Part of me, though, does wonder how necessary more trade changes are? I guess I don't really perceive trade to be that awful and in that much need for reform. Then, again, I didn't perceive it as a high priority for dev attention in 1.11, so clearly my sense of what their priorities should be is pretty worthless. But I don't perceive that the 1.12 changes improved the trade system or the game in any significant way. Certainly the goal of nerfing Merchant Republics was achieved (who knew that was a problem), but otherwise, was there really some compelling reason to change it before? Is there really some compelling reason to change it more/again?

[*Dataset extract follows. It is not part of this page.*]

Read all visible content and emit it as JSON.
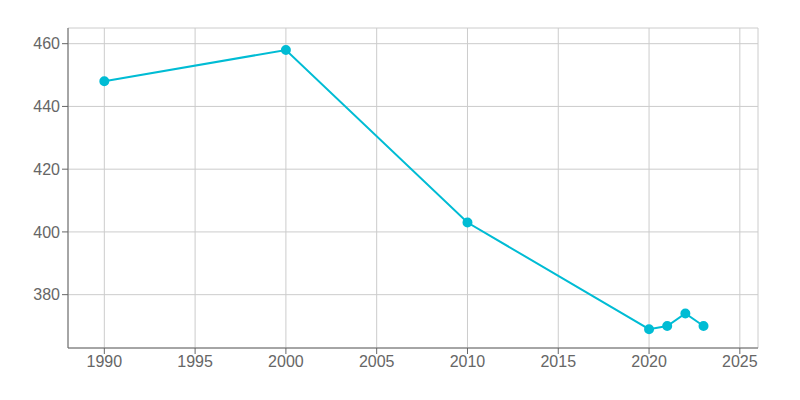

By no means am I against all changes, but I do think they should develop a bit more resistance to change, in many cases. They're often a bit too quick to implement some that seem marginal, and pretty gratuitous. So much so that I really wouldn't give two hoots about their implementation, either, if they weren't frequently opaque as hell and accompanied by regretable collateral consequences. But, unfortunately, the trade system IS particularly opaque. The tooltips are worse than useless, and the (completely unnecessary) change that delays seeing the impacts of merchant reallocations makes the trial and error process particularly tedious. And, given the system's role in the game, it seems particularly ripe for unintended consequences.

Regardless of the weaknesses in the Trade system, it never really irritates me as much as some other weaknesses in the game. But I am becoming increasingly irritated with the mere fact that they keep changing F***ing rules for trade. Sure, not my call, others may disagree. But if they absolutely must change them, is it really so difficult to provide some sort of rationale or explanation (preferably ahead of time)? Particularly in cases where they remove or undermine the bonuses that were sold in previous DLC, it seems like surprise changes are poor form. But, much as I might LIKE some sort of explanation why rules that were considered fine on Monday, suddenly become problematic on Tuesday, and while I might LIKE features that were sold in a DLC to survive in subsequent patches, I'm not so naive as to expect that.

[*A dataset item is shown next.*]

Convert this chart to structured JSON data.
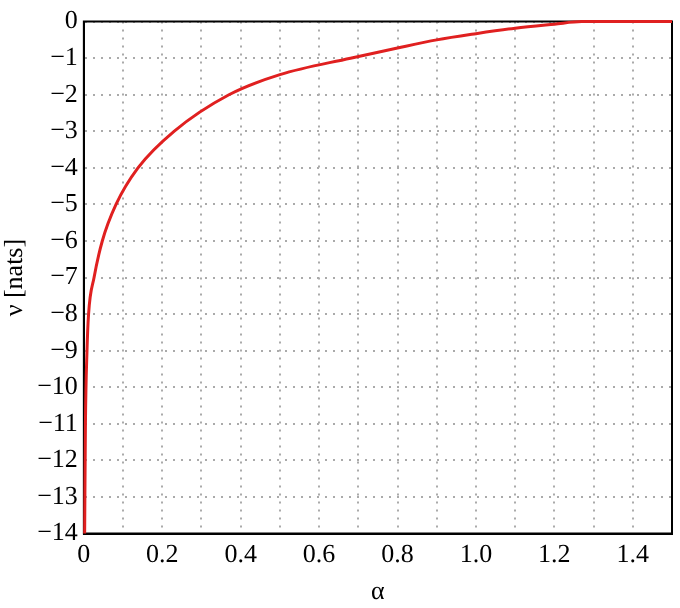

What I don't get, though, is why we have a whole set of conscious changes to a core game mechanic that were undocumented, even at patch release. That goes beyond poor form. That's just unprofessional.

Stealth changes are never appreciated. They happen way too often, occasionally even accompanied by Paradox's stunning assertions that they're myths. If someone is operating under the delusion that we enjoy hunting for these undocumented rules changes, please disabuse yourself of that notion. We don't.

So. Please. Change if you must. But STOP WITH THE STEALTH CHANGES!!!